O que dizem os dados
Pesquisa com 27 mil adultos nos Estados Unidos mostra que “métodos de conversão” causam prejuízos na saúde mental de pessoas transgênero e aumentam significativamente o risco de suicídio, dobrando essa probabilidade. Pesquisas revelam que essas intervenções que visam impedir que pessoas trans assumam suas reais identidades de gênero, não apenas falham em aliviar o sofrimento, mas também causam danos psicológicos profundos.
Profissionais de saúde têm sido alertados sobre os perigos da não cientifica “terapia de conversão” e são incentivados a oferecer apoio afirmativo às identidades de gênero, promovendo ambientes mais seguros para pessoas trans. Para mais informações, acesse o artigo completo aqui.
O Instituto Matizes e a All Out Brasil divulgaram o relatório “Entre Curas e Terapias: esforços de correção da orientação sexual e identidade de gênero de pessoas LGBTI+ no Brasil“. A pesquisa identificou 26 formatos de “curas” e “terapias” de reversão sexual e de gênero, as quais são praticadas ou iniciadas por lideranças religiosas, pediatras, psicólogos, coaches, filósofos clínicos, professores, diretores de escola, familiares e amigos.

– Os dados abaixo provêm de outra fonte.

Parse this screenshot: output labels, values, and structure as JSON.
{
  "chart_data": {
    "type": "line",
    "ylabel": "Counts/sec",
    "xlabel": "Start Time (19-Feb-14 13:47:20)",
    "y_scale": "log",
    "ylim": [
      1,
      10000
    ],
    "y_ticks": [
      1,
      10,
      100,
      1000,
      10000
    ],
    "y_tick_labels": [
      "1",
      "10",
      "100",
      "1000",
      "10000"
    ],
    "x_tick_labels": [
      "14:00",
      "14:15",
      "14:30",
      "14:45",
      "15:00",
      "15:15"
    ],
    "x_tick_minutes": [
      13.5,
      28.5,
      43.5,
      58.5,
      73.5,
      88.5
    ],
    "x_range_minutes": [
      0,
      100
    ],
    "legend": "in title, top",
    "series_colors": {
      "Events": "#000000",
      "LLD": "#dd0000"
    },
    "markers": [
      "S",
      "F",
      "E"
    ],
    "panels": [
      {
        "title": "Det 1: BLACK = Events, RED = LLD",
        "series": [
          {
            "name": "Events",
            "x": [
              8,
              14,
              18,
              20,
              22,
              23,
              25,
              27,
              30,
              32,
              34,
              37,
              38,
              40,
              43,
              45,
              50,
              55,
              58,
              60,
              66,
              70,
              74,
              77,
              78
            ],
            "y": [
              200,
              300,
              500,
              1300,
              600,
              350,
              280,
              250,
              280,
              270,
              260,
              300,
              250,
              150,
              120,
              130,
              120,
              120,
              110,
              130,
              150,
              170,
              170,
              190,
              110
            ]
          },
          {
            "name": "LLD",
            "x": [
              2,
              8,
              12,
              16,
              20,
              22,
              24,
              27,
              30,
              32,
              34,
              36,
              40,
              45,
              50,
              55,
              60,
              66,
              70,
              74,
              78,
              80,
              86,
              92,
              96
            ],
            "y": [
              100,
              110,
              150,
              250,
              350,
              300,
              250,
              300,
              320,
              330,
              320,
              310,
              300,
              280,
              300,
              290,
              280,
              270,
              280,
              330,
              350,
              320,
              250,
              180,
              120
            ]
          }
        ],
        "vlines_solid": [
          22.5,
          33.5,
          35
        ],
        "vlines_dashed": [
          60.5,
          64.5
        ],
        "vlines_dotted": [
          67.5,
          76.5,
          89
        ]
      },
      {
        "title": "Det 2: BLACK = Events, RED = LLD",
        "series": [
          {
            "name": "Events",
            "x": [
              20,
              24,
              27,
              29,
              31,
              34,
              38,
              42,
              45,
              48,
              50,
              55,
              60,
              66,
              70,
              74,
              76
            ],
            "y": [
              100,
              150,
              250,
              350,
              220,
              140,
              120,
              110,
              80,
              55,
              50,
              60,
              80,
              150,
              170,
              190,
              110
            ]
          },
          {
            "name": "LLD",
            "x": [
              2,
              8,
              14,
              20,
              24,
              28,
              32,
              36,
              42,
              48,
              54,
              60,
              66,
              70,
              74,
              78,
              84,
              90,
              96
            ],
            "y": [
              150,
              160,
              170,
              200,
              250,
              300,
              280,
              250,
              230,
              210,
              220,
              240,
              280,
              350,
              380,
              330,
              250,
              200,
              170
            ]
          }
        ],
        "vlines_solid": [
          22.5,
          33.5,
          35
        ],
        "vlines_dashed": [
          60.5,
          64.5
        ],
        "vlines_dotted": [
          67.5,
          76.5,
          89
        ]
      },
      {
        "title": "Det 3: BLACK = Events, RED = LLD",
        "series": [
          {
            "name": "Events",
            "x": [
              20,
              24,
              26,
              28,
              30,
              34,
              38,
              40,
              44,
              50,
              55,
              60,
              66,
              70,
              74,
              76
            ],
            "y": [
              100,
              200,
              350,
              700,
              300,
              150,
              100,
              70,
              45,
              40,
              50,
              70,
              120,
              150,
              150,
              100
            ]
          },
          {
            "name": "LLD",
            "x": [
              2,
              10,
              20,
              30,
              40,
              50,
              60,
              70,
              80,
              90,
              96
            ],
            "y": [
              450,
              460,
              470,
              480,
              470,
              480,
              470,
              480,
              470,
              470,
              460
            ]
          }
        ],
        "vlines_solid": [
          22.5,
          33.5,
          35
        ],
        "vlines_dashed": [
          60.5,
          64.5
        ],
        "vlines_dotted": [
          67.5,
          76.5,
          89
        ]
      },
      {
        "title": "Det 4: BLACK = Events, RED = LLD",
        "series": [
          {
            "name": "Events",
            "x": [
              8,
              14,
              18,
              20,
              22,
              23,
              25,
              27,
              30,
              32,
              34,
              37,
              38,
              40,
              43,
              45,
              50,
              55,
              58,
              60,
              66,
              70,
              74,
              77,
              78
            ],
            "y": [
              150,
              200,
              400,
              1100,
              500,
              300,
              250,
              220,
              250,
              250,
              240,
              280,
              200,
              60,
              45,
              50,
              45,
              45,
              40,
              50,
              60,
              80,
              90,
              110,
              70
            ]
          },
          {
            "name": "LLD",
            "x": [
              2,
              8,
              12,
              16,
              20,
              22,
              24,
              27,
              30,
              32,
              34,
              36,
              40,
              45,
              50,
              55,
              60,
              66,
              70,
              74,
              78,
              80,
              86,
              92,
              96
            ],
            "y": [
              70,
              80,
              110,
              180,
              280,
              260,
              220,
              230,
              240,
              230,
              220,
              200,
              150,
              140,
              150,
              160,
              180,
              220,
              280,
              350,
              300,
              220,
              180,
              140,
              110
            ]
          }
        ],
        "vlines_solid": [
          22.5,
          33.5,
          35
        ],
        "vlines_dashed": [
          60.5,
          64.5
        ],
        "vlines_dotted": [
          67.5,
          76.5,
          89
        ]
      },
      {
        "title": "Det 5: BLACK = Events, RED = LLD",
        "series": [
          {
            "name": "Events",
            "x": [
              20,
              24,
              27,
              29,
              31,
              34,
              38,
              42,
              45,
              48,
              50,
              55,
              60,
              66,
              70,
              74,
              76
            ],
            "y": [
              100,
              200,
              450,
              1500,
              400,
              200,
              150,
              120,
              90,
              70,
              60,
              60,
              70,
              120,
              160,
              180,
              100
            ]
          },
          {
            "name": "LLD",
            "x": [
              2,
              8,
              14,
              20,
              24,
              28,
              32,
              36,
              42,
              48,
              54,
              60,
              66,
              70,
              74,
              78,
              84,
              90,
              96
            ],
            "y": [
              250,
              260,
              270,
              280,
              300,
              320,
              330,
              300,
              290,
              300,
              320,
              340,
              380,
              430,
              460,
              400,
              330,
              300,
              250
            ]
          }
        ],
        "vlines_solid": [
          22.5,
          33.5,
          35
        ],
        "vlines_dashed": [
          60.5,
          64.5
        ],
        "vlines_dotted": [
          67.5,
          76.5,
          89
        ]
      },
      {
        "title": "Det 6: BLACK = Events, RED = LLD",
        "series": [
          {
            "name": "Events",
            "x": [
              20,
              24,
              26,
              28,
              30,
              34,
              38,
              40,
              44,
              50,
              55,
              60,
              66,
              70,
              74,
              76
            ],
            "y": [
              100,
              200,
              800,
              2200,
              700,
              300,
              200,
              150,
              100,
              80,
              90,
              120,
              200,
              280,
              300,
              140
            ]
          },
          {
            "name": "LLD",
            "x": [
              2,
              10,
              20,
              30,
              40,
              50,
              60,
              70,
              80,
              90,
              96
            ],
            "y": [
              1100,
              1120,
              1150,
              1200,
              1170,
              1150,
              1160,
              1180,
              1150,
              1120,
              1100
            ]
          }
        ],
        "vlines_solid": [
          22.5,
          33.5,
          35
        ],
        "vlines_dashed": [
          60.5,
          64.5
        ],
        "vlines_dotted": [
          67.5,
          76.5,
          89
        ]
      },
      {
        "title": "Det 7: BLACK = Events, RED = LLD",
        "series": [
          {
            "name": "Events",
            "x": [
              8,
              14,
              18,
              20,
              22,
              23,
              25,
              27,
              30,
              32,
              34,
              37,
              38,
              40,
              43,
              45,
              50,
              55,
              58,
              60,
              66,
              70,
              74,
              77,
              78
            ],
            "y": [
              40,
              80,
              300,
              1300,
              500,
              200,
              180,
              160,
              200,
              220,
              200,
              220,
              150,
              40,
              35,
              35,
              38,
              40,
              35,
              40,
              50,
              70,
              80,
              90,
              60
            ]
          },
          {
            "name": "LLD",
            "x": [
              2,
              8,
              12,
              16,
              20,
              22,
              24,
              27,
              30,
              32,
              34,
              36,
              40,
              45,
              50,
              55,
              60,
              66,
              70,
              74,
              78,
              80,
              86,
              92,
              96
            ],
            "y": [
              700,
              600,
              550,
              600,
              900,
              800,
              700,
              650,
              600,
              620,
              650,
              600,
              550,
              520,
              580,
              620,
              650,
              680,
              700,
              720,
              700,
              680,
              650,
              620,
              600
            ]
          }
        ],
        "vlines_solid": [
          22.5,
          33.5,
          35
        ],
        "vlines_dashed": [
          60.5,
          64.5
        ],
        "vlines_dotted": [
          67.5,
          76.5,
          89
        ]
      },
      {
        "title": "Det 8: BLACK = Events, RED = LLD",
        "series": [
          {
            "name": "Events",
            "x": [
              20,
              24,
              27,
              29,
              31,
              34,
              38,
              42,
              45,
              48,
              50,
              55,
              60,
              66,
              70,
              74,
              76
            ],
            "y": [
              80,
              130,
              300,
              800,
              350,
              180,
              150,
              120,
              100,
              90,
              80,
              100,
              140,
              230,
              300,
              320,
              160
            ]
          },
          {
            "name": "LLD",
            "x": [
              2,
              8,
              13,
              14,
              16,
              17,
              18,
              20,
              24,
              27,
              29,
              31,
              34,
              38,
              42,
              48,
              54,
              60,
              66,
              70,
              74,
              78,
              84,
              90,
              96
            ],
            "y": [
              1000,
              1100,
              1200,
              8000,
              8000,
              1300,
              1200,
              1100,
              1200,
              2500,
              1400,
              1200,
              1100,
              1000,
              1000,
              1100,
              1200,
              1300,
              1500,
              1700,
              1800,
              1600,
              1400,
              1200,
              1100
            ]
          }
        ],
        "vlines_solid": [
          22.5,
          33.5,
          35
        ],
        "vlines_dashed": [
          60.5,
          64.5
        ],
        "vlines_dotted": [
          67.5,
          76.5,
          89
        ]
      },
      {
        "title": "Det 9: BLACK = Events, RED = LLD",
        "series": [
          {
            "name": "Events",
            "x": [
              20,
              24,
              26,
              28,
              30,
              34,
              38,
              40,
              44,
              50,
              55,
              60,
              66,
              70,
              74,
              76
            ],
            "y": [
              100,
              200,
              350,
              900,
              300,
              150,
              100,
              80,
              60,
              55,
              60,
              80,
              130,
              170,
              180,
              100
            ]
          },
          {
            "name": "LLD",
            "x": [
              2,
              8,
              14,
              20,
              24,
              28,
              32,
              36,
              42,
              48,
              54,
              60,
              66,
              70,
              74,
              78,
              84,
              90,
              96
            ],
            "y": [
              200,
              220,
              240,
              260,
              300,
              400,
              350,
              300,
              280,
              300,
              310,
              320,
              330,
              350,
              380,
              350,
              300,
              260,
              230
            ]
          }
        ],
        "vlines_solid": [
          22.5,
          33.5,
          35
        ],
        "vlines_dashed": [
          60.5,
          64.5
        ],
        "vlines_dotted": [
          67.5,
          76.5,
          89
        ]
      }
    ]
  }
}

O estudo revelou que 52,8% dos participantes foram submetidos a “terapias de conversão” (ou de reorientação sexual e de gênero) entre 6 e 17 anos, evidenciando a alta vulnerabilidade de crianças e adolescentes LGBTQIA+ a essas práticas.
Este é um tema urgente, e precisamos exigir ações concretas, tanto da sociedade quanto das instituições, para coibir esse tipo de violência contra nossa comunidade. A luta contra a “cura trans/gay” deve continuar até que essas práticas sejam completamente proibidas e criminalizadas.
É importante ler e atuar para que os projetos de lei das deputadas federais Duda Salabert e Erika Hilton, que buscam eliminar a prática prejudicial e não científica de “conversão sexual e de gênero”, e que a reconhecem como tortura sejam aprovados.
No mesmo sentido, tem sido amplamente difundido nas redes sociais um forte lobby pela destransição e “cura gay” ligados a ideologias religiosas e que tem sido promovido por influenciadores com milhares de seguidores. O acompanhamento rigoroso nas plataformas digitais e nos espaços que continuam propagando essas mensagens é necessário neste momento.
Precisamos unir forças para garantir que os direitos e a liberdade de nossa comunidade sejam respeitados e que essas práticas danosas não sejam mais toleradas
Se você presenciou, teve conhecimento ou foi vítima deste tipo de abordagem, denuncie ao ministério público e disque 100 os perfis, instituições ou ações que promovam assédio ou incentivem a destransição de pessoas trans.
Forçar a destransição deve ser visto como um dano à saúde coletiva da população trans. E caso esteja em sofrimento neste momento ou precisando de ajuda, busque profissionais qualificados. O serviço de prevenção ao suicídio pode ser acionado através de ligação gratuita no número 188.